The original Scout Section in Kent was formed from the Lovat Scouts. However their commanders were very keen to keep the regiment together as it had been used piecemeal in World War One and were unhappy with the Kent section being detached from the main body of the regiment in the Faeroes. It appears that they were replaced by the London Scottish, though two of the Lovat’s NCOs remained behind as part of the training staff.
Oddly, none of the accounts of Auxiliers mention the London Scottish, though photos exist that appear to show men of this regiment at The Garth, and a London Scottish officer would later become the Intelligence Officer for the area. Possibly as a regiment with Scottish traditions, they were confused by the southerners with the Lovat Scouts, who are frequently recalled, or else had very little to do with the Home Guard Patrols. The London Scottish was both a local regiment, but also part of the regiment was transferred to the Royal Artillery, which explains the unusual presence of Royal Artillery Officers in command. Details of this unit are limited and we would welcome any additional information.
The Scout Section was made of Regular Army soldiers with a Lieutenant in command. Their role was train the Home Guard Patrols, but also to go to ground themselves in the event of an invasion.
Most Scout Sections would have at least two OBs. It is not known if the London Scottish had their own, though the famous "Airship Hole" OB was close to the Garth and could have accommodated the whole section.

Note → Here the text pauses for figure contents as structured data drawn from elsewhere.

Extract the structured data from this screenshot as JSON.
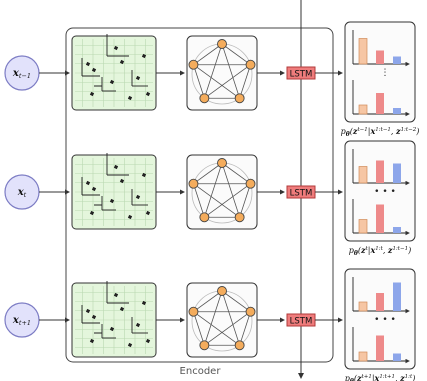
{
  "encoder_label": "Encoder",
  "lstm_label": "LSTM",
  "ellipsis": "⋮",
  "ellipsis_h": "• • •",
  "rows": [
    {
      "input": {
        "base": "x",
        "sub": "t−1"
      },
      "output": {
        "prefix": "p",
        "theta": "θ",
        "open": "(",
        "z": "z",
        "zsup": "t−1",
        "bar": "|",
        "x": "x",
        "xsup": "1:t−1",
        "comma": ", ",
        "z2": "z",
        "z2sup": "1:t−2",
        "close": ")"
      }
    },
    {
      "input": {
        "base": "x",
        "sub": "t"
      },
      "output": {
        "prefix": "p",
        "theta": "θ",
        "open": "(",
        "z": "z",
        "zsup": "t",
        "bar": "|",
        "x": "x",
        "xsup": "1:t",
        "comma": ", ",
        "z2": "z",
        "z2sup": "1:t−1",
        "close": ")"
      }
    },
    {
      "input": {
        "base": "x",
        "sub": "t+1"
      },
      "output": {
        "prefix": "p",
        "theta": "θ",
        "open": "(",
        "z": "z",
        "zsup": "t+1",
        "bar": "|",
        "x": "x",
        "xsup": "1:t+1",
        "comma": ", ",
        "z2": "z",
        "z2sup": "1:t",
        "close": ")"
      }
    }
  ],
  "colors": {
    "node_fill": "#e2e2fb",
    "node_stroke": "#7c7cc4",
    "grid_fill": "#e4f6dc",
    "grid_line": "#b9d8b0",
    "graph_node": "#f4ac5c",
    "lstm_fill": "#ef7c7c",
    "lstm_stroke": "#b23a3a",
    "bar_peach": "#f6c6a4",
    "bar_red": "#ee8a8a",
    "bar_blue": "#8da6ea"
  }
}
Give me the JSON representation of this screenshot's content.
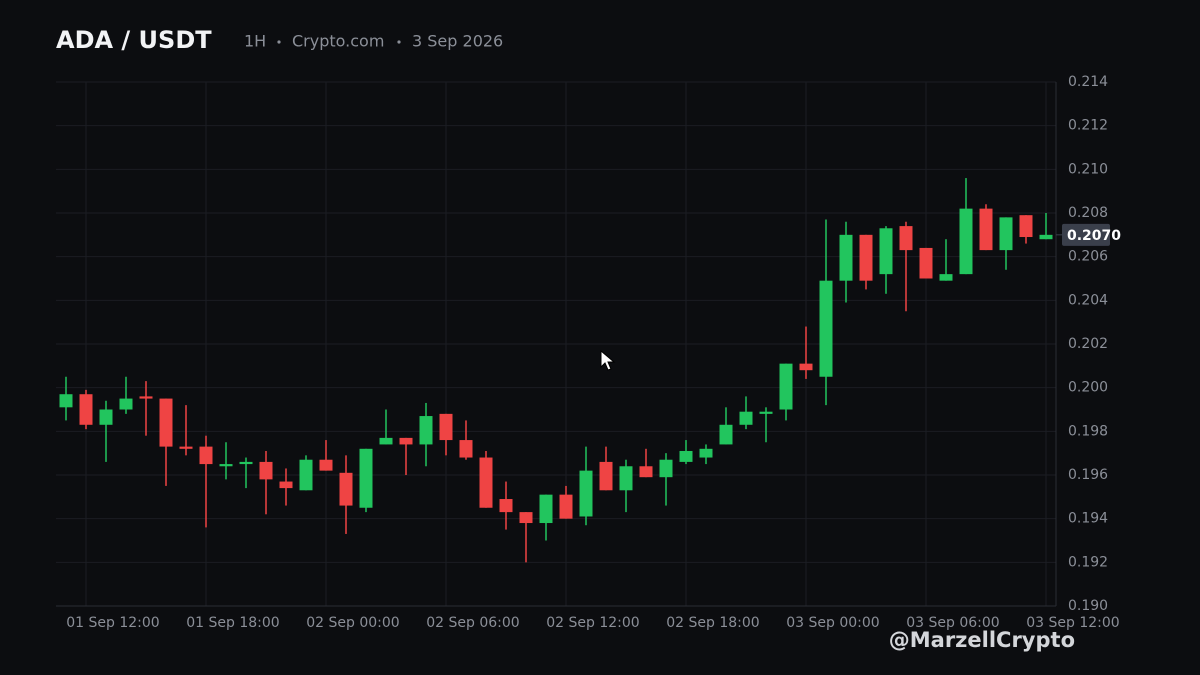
{
  "chart_data": {
    "type": "candlestick",
    "title": "ADA / USDT",
    "subtitle": [
      "1H",
      "Crypto.com",
      "3 Sep 2026"
    ],
    "watermark": "@MarzellCrypto",
    "categories": [
      null,
      "01 Sep 12:00",
      null,
      null,
      null,
      null,
      null,
      "01 Sep 18:00",
      null,
      null,
      null,
      null,
      null,
      "02 Sep 00:00",
      null,
      null,
      null,
      null,
      null,
      "02 Sep 06:00",
      null,
      null,
      null,
      null,
      null,
      "02 Sep 12:00",
      null,
      null,
      null,
      null,
      null,
      "02 Sep 18:00",
      null,
      null,
      null,
      null,
      null,
      "03 Sep 00:00",
      null,
      null,
      null,
      null,
      null,
      "03 Sep 06:00",
      null,
      null,
      null,
      null,
      null,
      "03 Sep 12:00"
    ],
    "open": [
      0.1991,
      0.1997,
      0.1983,
      0.199,
      0.1996,
      0.1995,
      0.1973,
      0.1973,
      0.1964,
      0.1965,
      0.1966,
      0.1957,
      0.1953,
      0.1967,
      0.1961,
      0.1945,
      0.1974,
      0.1977,
      0.1974,
      0.1988,
      0.1976,
      0.1968,
      0.1949,
      0.1943,
      0.1938,
      0.1951,
      0.1941,
      0.1966,
      0.1953,
      0.1964,
      0.1959,
      0.1966,
      0.1968,
      0.1974,
      0.1983,
      0.1988,
      0.199,
      0.2011,
      0.2005,
      0.2049,
      0.207,
      0.2052,
      0.2074,
      0.2064,
      0.2049,
      0.2052,
      0.2082,
      0.2063,
      0.2079,
      0.2068
    ],
    "high": [
      0.2005,
      0.1999,
      0.1994,
      0.2005,
      0.2003,
      0.1995,
      0.1992,
      0.1978,
      0.1975,
      0.1968,
      0.1971,
      0.1963,
      0.1969,
      0.1976,
      0.1969,
      0.1972,
      0.199,
      0.1977,
      0.1993,
      0.1988,
      0.1985,
      0.1971,
      0.1957,
      0.1943,
      0.1951,
      0.1955,
      0.1973,
      0.1973,
      0.1967,
      0.1972,
      0.197,
      0.1976,
      0.1974,
      0.1991,
      0.1996,
      0.1991,
      0.2011,
      0.2028,
      0.2077,
      0.2076,
      0.207,
      0.2074,
      0.2076,
      0.2064,
      0.2068,
      0.2096,
      0.2084,
      0.2078,
      0.2079,
      0.208
    ],
    "low": [
      0.1985,
      0.1981,
      0.1966,
      0.1988,
      0.1978,
      0.1955,
      0.1969,
      0.1936,
      0.1958,
      0.1954,
      0.1942,
      0.1946,
      0.1953,
      0.1962,
      0.1933,
      0.1943,
      0.1974,
      0.196,
      0.1964,
      0.1969,
      0.1967,
      0.1945,
      0.1935,
      0.192,
      0.193,
      0.194,
      0.1937,
      0.1953,
      0.1943,
      0.1959,
      0.1946,
      0.1965,
      0.1965,
      0.1974,
      0.1981,
      0.1975,
      0.1985,
      0.2004,
      0.1992,
      0.2039,
      0.2045,
      0.2043,
      0.2035,
      0.205,
      0.2049,
      0.2052,
      0.2063,
      0.2054,
      0.2066,
      0.2068
    ],
    "close": [
      0.1997,
      0.1983,
      0.199,
      0.1995,
      0.1995,
      0.1973,
      0.1972,
      0.1965,
      0.1965,
      0.1966,
      0.1958,
      0.1954,
      0.1967,
      0.1962,
      0.1946,
      0.1972,
      0.1977,
      0.1974,
      0.1987,
      0.1976,
      0.1968,
      0.1945,
      0.1943,
      0.1938,
      0.1951,
      0.194,
      0.1962,
      0.1953,
      0.1964,
      0.1959,
      0.1967,
      0.1971,
      0.1972,
      0.1983,
      0.1989,
      0.1989,
      0.2011,
      0.2008,
      0.2049,
      0.207,
      0.2049,
      0.2073,
      0.2063,
      0.205,
      0.2052,
      0.2082,
      0.2063,
      0.2078,
      0.2069,
      0.207
    ],
    "up_color": "#22c55e",
    "down_color": "#ef4444",
    "ylim": [
      0.19,
      0.214
    ],
    "yticks": [
      {
        "value": 0.19,
        "label": "0.190"
      },
      {
        "value": 0.192,
        "label": "0.192"
      },
      {
        "value": 0.194,
        "label": "0.194"
      },
      {
        "value": 0.196,
        "label": "0.196"
      },
      {
        "value": 0.198,
        "label": "0.198"
      },
      {
        "value": 0.2,
        "label": "0.200"
      },
      {
        "value": 0.202,
        "label": "0.202"
      },
      {
        "value": 0.204,
        "label": "0.204"
      },
      {
        "value": 0.206,
        "label": "0.206"
      },
      {
        "value": 0.208,
        "label": "0.208"
      },
      {
        "value": 0.21,
        "label": "0.210"
      },
      {
        "value": 0.212,
        "label": "0.212"
      },
      {
        "value": 0.214,
        "label": "0.214"
      }
    ],
    "last_price": {
      "value": 0.207,
      "label": "0.2070"
    },
    "grid": true
  }
}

No personnel posted to this Scout section.
A photo of this section shows 15 men, with the two Lovat Scouts, Sergeant McDonald and Corporal McKenzie as the NCOs, with a Lance Corporal from the London Scottish with 6 others in Balmoral bonnets. Two men have coloured Field Service caps and two General Service caps, with one RASC driver. Lieutenant Platten is the officer present.
The precise transport for the section is not known. Most Scout Sections had a 15 cwt truck and an Austin 2-seater car for the officer. They were normally issued with bicycles as well.